I believe that the great majority of people in the country, including the immigrant communities themselves, support this: it is clearly in the best interests of good relations within the community that this should be, and be seen to be, our approach.
§ Mr. Biggs-Davison
Is the Home Secretary aware that we welcome his words about firm action being used against an 1786 evil which causes dangerous disquiet, added to by the seemingly endless influx of dependants and passport holders? Is the Home Secretary satisfied that the police and others concerned have sufficient resources to deal with this? While welcoming what he said about the special interest of the immigrant community, may I ask whether he is satisfied that he is receiving full co-operation in dealing with something which can poison relations between different ethnic groups?
§ Mr. Jenkins
The immigration service has established special units which work in close collaboration together with the police. There is close co-operation between the police and other services, and there is also international co-operation. The police have the resources they require, and manpower in the service has increased very substantially in the past year or two. The police have the powers and, broadly speaking, the resources they require.

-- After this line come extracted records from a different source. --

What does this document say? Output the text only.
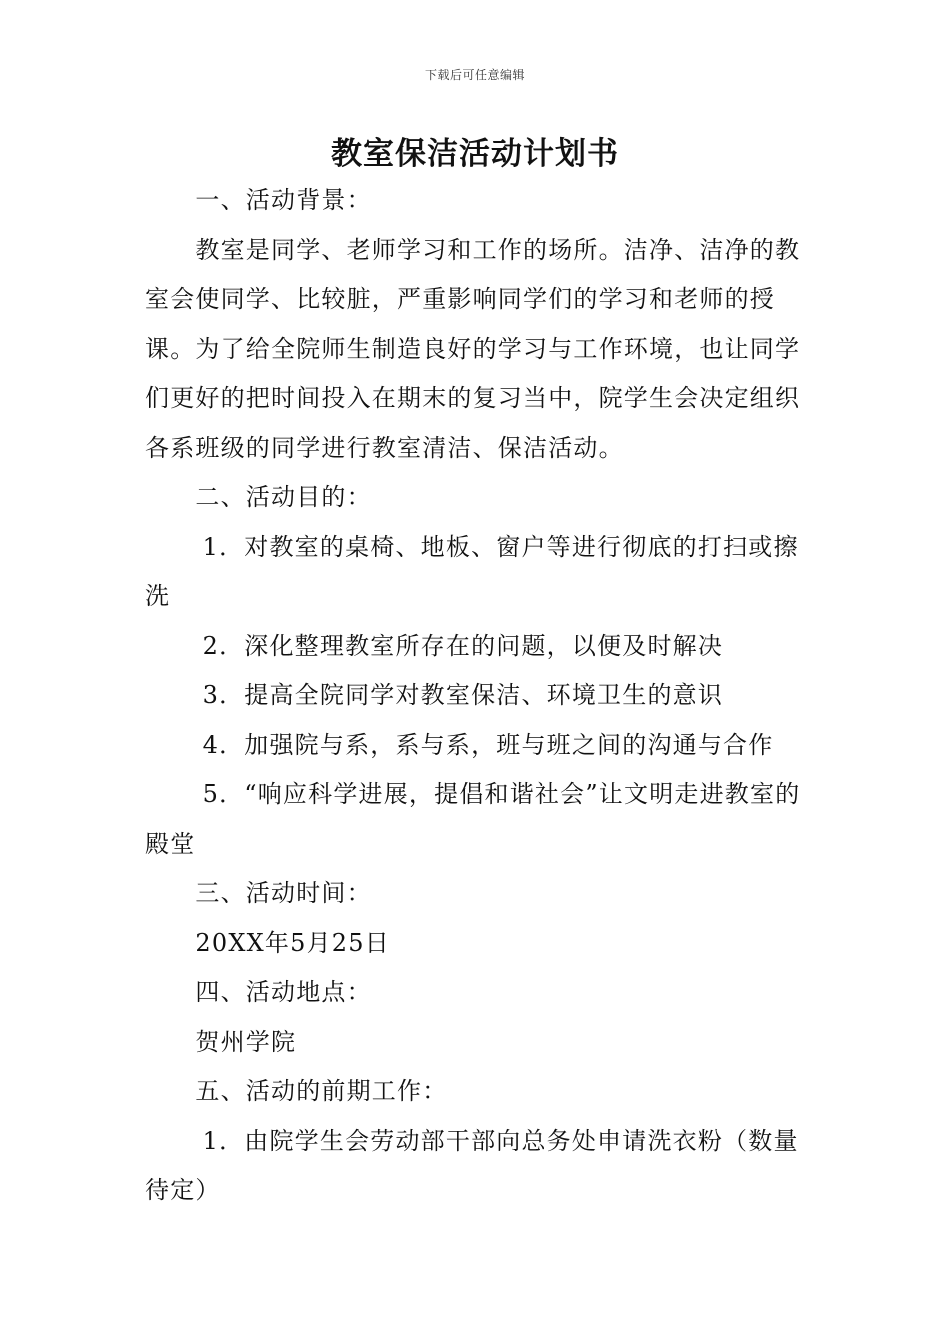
下载后可任意编辑
教室保洁活动计划书

一、活动背景：

教室是同学、老师学习和工作的场所。洁净、洁净的教室会使同学、比较脏，严重影响同学们的学习和老师的授课。为了给全院师生制造良好的学习与工作环境，也让同学们更好的把时间投入在期末的复习当中，院学生会决定组织各系班级的同学进行教室清洁、保洁活动。

二、活动目的：

1．对教室的桌椅、地板、窗户等进行彻底的打扫或擦洗

2．深化整理教室所存在的问题，以便及时解决

3．提高全院同学对教室保洁、环境卫生的意识

4．加强院与系，系与系，班与班之间的沟通与合作

5．“响应科学进展，提倡和谐社会”让文明走进教室的殿堂

三、活动时间：

20XX年5月25日

四、活动地点：

贺州学院

五、活动的前期工作：

1．由院学生会劳动部干部向总务处申请洗衣粉（数量待定）
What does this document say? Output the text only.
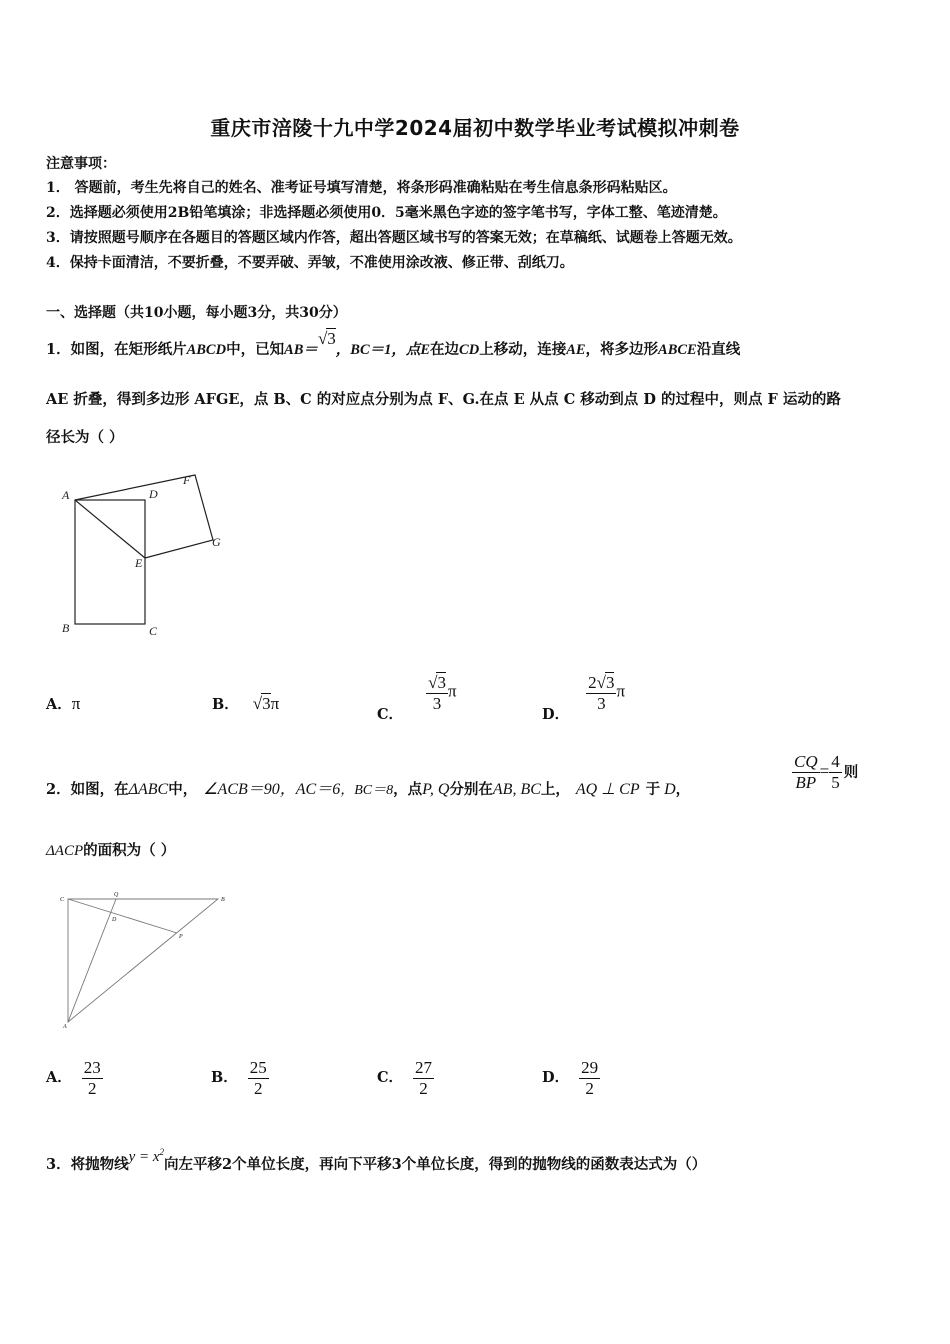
重庆市涪陵十九中学2024届初中数学毕业考试模拟冲刺卷
注意事项：
1． 答题前，考生先将自己的姓名、准考证号填写清楚，将条形码准确粘贴在考生信息条形码粘贴区。
2．选择题必须使用2B铅笔填涂；非选择题必须使用0．5毫米黑色字迹的签字笔书写，字体工整、笔迹清楚。
3．请按照题号顺序在各题目的答题区域内作答，超出答题区域书写的答案无效；在草稿纸、试题卷上答题无效。
4．保持卡面清洁，不要折叠，不要弄破、弄皱，不准使用涂改液、修正带、刮纸刀。
一、选择题（共10小题，每小题3分，共30分）
1．如图，在矩形纸片ABCD中，已知AB＝√3，BC＝1，点E在边CD上移动，连接AE，将多边形ABCE沿直线
AE 折叠，得到多边形 AFGE，点 B、C 的对应点分别为点 F、G.在点 E 从点 C 移动到点 D 的过程中，则点 F 运动的路
径长为（ ）
A	D
F
G
E
B	C
A．π	B． √3π
C．
$\frac{√3}{3}$ π
D．
$\frac{2√3}{3}$ π
2．如图，在ΔABC中， ∠ACB＝90，AC＝6，BC＝8，点P, Q分别在AB, BC上， AQ ⊥ CP 于 D，	$\frac{CQ}{BP} = \frac{4}{5}$ 则
ΔACP的面积为（ ）
C
Q
B
D
P
A
A． $\frac{23}{2}$	B． $\frac{25}{2}$	C． $\frac{27}{2}$	D． $\frac{29}{2}$
3．将抛物线$y = x^2$向左平移2个单位长度，再向下平移3个单位长度，得到的抛物线的函数表达式为（）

On the second point that the hon. Member raised, I have mentioned these matters in recent discussions with some of the leaders of the immigrant communities. I believe that while rightly attaching great importance to the protection of their own communities they recognise that they have a responsibility in this field as well and that their co-operation is very important indeed.
§ Mr. Christopher Price
Is my right hon. Friend aware that, while we all support him fully in his efforts on illegal immigration, there is a tendency in the country and in some parts of this House to lump together all immigration and to give the impression that all immigration is illegal? This tendency has led to a lot of the racialist outbreaks which have taken place recently.
§ Mr. Jenkins
One must draw a very sharp distinction between those who are entitled to come here—United Kingdom passport holders with no other citizenship, and dependants of those who are already legally settled here—and those who enter illegally. If I had one mild criticism of the question put by the hon. Member for Epping Forest (Mr. Biggs-Davison), it was that he seemed to introduce an element of confusion between legal immigration and illegal immigration. They are in completely different categories and 1787 it is important that we should keep them so.
§ Mr. Whitelaw
Has the Home Secretary's attention been drawn to an article by Chapman Pincher in the Daily Express on 19th June? Does he appreciate that stories of immigration officers being ordered to ease entry run counter to the remarks he has made in the House today, and which I fully support? Will he make it perfectly clear that the statement, attributed to the Home Office, that these stories are without foundation has his personal support?
§ Mr. Jenkins
The article by Chapman Pincher in the Daily Express on 19th June contained an allegation of a circular instruction issued to immigration officers that immigrants were not to be rejected even if they had bogus papers. There is no truth whatever in this allegation. There is no such circular and no such instruction.
§ Mr. Bidwell
Does my right hon. Friend agree that the editors of mass circulation newspapers seem to show an abysmal ignorance of the immigration rules as drawn up by the Opposition when they were in Government? Is it not a fact that the basic rules are determined by the 1971 Immigration Act, which still leaves a lot to be desired in terms of equality between blacks and whites? Does he agree that in the way they sensationalise these stories the newspaper editors show an abysmal ignorance and that it is about time they woke up?
§ Mr. Jenkins
The editorials vary between the mass circulation and the minority circulation newspapers. Certainly a great deal of comment does not seem to be based upon an understanding of the immigration rules, which are basically those set up by the 1971 Act. The only substantial change I have made, under pressure from both sides, related to the spouses of British women or women with a right to reside in this country.
§ Mr. Budgen
Will the Home Secretary tell the House whether he accepts that part of Mr. Hawley's report which says that there has been, and is, widespread illegal immigration from the Indian sub-continent?
§ Mr. Jenkins
There is another Question on the Order Paper which relates 1788 specifically to Mr. Hawley's report. I would prefer to deal with the matter there. I do not think that Mr. Hawley was specifically relating his comment to this issue. I do not mind reports being published. I believe in open government, but there are factors in having to comment on a particular piece of advice as opposed to other advice which would put civil servants and Ministers in considerable difficulty. I think that Mr. Hawley's remarks were mainly directed to the possible size of the pool in the Indian subcontinent and not to the current flow to this country.